The outcome was a minor scar due to some first-degree blistering burns, which served as a stern reminder of what could have been.

Thankfully the only treatment required for this burn was a cold dose of reality, some topical ointments, protective bandages from the pharmacy, and some over-the-counter pain relief.

Be wise. Learn from our mistakes and not your own.

Exercise extreme caution when dealing with potential burn hazards.

Whenever possible, don't work alone.

Understand the treatment process for burns.

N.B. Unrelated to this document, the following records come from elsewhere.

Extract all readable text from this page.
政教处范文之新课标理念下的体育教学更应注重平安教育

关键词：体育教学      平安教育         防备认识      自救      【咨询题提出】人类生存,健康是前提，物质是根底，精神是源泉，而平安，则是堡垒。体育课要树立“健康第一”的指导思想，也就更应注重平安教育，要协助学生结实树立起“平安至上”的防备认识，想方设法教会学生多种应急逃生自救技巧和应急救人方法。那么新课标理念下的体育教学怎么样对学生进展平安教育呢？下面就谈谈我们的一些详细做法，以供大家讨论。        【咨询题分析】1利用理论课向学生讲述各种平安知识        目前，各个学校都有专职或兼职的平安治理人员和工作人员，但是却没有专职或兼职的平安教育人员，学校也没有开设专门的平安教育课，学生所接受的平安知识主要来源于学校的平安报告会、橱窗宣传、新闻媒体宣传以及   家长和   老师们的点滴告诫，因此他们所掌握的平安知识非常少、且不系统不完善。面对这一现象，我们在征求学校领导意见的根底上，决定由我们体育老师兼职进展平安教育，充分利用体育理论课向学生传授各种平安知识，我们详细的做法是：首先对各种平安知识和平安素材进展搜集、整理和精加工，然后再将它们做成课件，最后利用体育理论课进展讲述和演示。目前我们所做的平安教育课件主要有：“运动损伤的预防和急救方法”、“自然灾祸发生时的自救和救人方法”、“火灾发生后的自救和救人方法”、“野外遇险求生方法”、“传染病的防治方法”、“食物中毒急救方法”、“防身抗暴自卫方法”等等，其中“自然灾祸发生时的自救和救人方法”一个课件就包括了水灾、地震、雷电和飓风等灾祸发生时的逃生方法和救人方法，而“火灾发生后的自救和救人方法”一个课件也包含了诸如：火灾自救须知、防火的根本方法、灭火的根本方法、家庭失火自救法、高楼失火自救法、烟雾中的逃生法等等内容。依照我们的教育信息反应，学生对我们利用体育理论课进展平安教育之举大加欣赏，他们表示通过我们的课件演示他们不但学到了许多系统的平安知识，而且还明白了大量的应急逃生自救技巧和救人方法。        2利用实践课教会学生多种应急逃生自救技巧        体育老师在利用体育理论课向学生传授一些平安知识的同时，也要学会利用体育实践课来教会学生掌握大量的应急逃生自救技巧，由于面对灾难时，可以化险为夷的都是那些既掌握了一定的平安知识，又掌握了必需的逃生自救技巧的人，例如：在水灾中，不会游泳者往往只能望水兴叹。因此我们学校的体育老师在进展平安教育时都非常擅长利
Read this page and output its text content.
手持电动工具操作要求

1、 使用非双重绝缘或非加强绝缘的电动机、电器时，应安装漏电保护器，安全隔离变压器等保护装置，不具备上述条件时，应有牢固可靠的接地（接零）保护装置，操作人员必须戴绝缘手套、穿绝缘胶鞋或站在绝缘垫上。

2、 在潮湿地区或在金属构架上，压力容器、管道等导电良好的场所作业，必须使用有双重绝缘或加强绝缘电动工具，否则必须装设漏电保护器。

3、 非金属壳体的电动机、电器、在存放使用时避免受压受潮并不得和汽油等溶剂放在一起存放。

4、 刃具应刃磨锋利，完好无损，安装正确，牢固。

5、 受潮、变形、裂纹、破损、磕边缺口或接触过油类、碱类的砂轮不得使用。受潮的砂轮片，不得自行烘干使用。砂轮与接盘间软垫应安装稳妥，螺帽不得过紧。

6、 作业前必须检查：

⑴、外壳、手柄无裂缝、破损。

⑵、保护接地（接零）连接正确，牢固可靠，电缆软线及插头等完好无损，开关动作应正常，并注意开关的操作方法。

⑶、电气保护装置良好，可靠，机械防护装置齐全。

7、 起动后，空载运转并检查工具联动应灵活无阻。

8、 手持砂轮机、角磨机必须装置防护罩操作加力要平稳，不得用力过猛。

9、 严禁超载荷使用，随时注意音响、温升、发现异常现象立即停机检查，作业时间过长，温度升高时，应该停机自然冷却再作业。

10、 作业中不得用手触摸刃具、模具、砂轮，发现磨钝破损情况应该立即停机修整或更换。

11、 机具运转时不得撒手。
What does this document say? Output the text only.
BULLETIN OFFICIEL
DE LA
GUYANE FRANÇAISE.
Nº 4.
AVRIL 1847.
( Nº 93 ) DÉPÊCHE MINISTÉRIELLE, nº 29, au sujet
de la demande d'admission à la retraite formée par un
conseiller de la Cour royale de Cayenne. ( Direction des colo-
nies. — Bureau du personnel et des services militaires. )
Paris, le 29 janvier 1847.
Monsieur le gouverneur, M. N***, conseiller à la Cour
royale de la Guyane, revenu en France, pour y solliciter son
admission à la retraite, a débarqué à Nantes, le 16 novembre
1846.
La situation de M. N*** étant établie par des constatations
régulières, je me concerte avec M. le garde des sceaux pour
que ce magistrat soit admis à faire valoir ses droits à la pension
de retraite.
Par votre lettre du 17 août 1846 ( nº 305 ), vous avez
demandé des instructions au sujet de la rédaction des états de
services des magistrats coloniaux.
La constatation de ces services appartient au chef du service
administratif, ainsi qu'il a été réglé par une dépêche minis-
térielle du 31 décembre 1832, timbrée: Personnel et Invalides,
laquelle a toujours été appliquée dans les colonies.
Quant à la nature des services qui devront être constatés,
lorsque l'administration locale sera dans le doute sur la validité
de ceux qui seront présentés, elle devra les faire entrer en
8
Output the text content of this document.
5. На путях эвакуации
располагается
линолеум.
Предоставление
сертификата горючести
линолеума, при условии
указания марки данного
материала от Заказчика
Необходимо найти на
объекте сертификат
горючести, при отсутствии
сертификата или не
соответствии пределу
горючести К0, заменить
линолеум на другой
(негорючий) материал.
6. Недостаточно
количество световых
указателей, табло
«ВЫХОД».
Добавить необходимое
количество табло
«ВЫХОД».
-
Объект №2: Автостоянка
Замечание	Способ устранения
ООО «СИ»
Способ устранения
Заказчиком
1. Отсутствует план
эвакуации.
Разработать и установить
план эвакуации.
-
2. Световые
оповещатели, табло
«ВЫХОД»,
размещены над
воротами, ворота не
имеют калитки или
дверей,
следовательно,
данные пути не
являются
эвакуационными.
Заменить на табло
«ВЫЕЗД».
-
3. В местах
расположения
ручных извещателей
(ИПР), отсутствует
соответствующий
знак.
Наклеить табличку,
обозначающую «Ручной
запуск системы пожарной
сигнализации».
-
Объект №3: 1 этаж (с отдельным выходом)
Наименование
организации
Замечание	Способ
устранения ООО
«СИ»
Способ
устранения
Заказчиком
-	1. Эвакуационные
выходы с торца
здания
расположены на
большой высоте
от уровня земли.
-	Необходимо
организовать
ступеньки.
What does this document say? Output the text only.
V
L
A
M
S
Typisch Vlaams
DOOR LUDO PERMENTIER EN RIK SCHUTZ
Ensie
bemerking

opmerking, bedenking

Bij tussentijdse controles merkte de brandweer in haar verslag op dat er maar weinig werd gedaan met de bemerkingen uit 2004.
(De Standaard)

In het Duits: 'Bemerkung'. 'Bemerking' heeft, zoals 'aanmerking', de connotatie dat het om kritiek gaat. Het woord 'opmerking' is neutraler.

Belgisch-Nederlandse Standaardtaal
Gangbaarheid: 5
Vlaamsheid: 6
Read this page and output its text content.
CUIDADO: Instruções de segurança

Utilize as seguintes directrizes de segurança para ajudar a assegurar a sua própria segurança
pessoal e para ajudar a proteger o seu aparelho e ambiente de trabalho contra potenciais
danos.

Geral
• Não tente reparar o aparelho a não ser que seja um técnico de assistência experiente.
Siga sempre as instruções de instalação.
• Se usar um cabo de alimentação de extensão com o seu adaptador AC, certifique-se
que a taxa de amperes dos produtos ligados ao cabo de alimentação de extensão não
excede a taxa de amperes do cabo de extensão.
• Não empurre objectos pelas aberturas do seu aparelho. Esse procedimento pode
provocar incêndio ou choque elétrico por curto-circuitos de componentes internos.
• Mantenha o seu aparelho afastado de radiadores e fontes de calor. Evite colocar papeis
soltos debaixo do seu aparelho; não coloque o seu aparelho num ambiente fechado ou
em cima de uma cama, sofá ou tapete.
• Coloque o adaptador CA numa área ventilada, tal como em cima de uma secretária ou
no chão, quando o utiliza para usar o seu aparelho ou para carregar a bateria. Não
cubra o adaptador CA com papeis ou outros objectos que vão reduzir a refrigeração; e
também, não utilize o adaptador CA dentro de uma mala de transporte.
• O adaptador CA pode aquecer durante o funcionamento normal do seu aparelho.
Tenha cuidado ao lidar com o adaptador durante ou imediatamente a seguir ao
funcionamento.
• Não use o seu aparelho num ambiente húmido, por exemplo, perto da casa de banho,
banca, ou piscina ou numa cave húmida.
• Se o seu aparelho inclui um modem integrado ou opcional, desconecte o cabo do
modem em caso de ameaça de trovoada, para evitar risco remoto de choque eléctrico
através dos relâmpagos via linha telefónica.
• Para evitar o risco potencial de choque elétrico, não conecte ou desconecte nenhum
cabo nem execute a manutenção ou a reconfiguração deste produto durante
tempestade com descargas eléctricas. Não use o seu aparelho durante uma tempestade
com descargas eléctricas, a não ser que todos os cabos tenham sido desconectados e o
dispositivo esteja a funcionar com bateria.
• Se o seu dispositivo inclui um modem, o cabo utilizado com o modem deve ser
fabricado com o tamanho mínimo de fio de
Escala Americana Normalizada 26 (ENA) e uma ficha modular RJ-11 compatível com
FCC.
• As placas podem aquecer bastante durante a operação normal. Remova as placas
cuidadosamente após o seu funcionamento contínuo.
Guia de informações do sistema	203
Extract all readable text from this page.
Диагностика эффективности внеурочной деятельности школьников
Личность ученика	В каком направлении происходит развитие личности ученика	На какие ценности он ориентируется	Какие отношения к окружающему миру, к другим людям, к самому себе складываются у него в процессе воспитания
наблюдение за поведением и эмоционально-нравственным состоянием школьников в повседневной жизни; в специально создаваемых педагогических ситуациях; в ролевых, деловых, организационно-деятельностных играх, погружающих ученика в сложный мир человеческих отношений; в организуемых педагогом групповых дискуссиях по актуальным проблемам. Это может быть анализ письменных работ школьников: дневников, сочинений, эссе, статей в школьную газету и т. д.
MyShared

When burned, time is of the essence.

Medical assistance might be the difference between life and death in some circumstances, yet first aid can be just as crucial of a step to mitigate the outcome.

The mayo clinic provides an informative overview of burns, including the diagnosis, treatment and home remedies which may prove helpful if you'd like to learn more.

Please don't mistake our limited experience for medical guidance. We are not medical professionals, and you should see a doctor if you have a burn needing treatment.

We're sharing to educate others about the dangers of burns and burn hazards in cottage country. Cottage country is beautiful, but with kids and campfires, wood stoves and BBQs, there are many opportunities to get hurt. Make sure you know how to care for a burn before it happens to you or someone you love.